Ce monopole serait soumis à la vigilance de Monsieur Prix, précise le projet de l'OFE. Les opposants y décèlent néanmoins une rente de situation. Le volume d'affaires annuel confié à Recyval serait de 30 à 40 millions de francs par an et tomberait dans l'escarcelle du groupe Métraux basé à Etagnières (VD). Premier fournisseur de garages indépendants en Suisse et en Belgique, Métraux Services détient la licence du procédé thermique d'élimination des RBA.
Mais il ne serait que l'exploitant de Recyval, son propriétaire étant la Fondation Auto Recycling Suisse (FARS), créée à cet effet en 1992 par des milieux professionnels, notamment les importateurs. Peu d'acheteurs de voitures neuves le savent, mais une taxe de 30 francs est prélevée sur chaque véhicule en prévision de son élimination future. Au fil des ans, la FARS a accumulé une fortune de 85 millions de francs.
«Il faut une installation en Suisse pour éliminer les RBA, dit son directeur, Daniel Christen, et nous avons la meilleure technologie.» Actuellement, les trois quarts de ces déchets sont exportés, notamment en Allemagne, où ils finissent souvent dans des décharges, au prix de 70 à 90 francs la tonne. Le reste est incinéré dans des usines de traitement des ordures ménagères, souvent surchargées et pas conçues pour ce travail.
Une technologie exportable
Recyval produirait des déchets inertes, mais au prix fort: autour de 300 francs la tonne. Un tarif trop élevé dû à sa position de monopole? La Commission de la concurrence se tait sur les motifs de son opposition. Quant à Daniel Christen, il affirme que la FARS «n'a aucun intérêt à ce que ce soit trop cher» et rappelle que deux expertises indépendantes ont validé la qualité du procédé retenu. Si la Confédération devait modifier en profondeur les conditions d'exploitation, «le projet pourrait devenir trop risqué financièrement, auquel cas nous ne construirions pas l'usine», ajoute-t-il.
Directeur général de Métraux Services, Olivier Métraux affirme que sa société peut très bien vivre sans cette diversification «subsidiaire», qui augmenterait son chiffre d'affaires de 10% environ dans un premier temps. «L'avenir du groupe n'a jamais dépendu et ne dépendra jamais de l'usine de Monthey», souligne-t-il. Cela dit, Olivier Métraux ne cache pas que, en cas de réussite, la technologie Recyval pourrait s'exporter à l'étranger, où les procédés pour neutraliser les RBA restent balbutiants alors que les législations nationales les exigent de plus en plus, comme en Allemagne dès cette année. «Recyval représente un certain risque industriel, continue Olivier Métraux, et il est normal que celui-ci soit inclus dans le calcul de rentabilité.»

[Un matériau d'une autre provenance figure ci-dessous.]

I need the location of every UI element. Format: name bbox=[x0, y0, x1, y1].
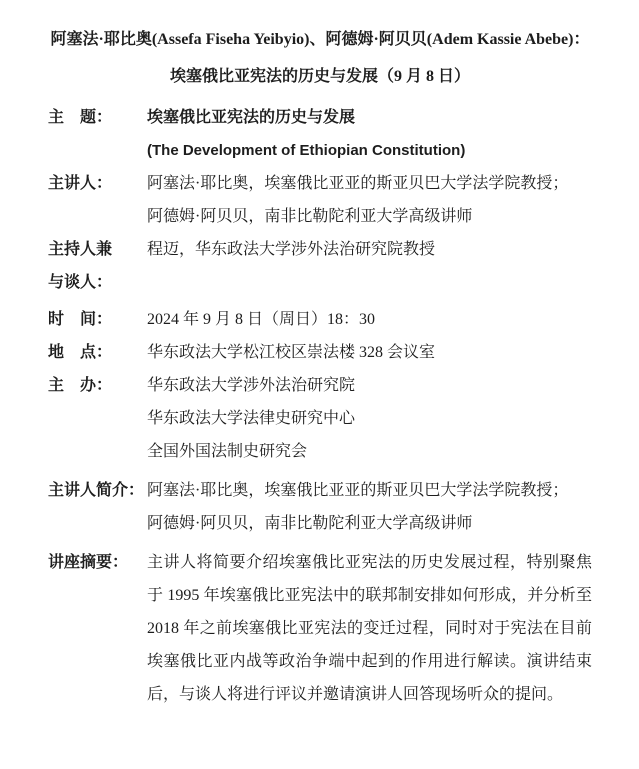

Qui d'autre peut être intéressé à se profiler sur ce marché? La société bernoise Citron, créée en 1996, a construit au Havre une usine spécialisée dans le traitement des métaux lourds par oxydation sélective. La mise en service de Monthey la priverait de 10 000 tonnes de déchets, et elle a elle-même un projet similaire en Allemagne.
Une chose est sûre: la Suisse ne produit pas assez de RBA pour alimenter deux usines sur son sol, et la loi impose des critères précis pour leur élimination. Reste à savoir si les conditions du monopole sont trop généreuses et si, en les durcissant, le Conseil fédéral ne va pas faire fuir Recyval au profit d'un concurrent en embuscade. Délicate question politico-économique à laquelle le département de Moritz Leuenberger devra vite répondre.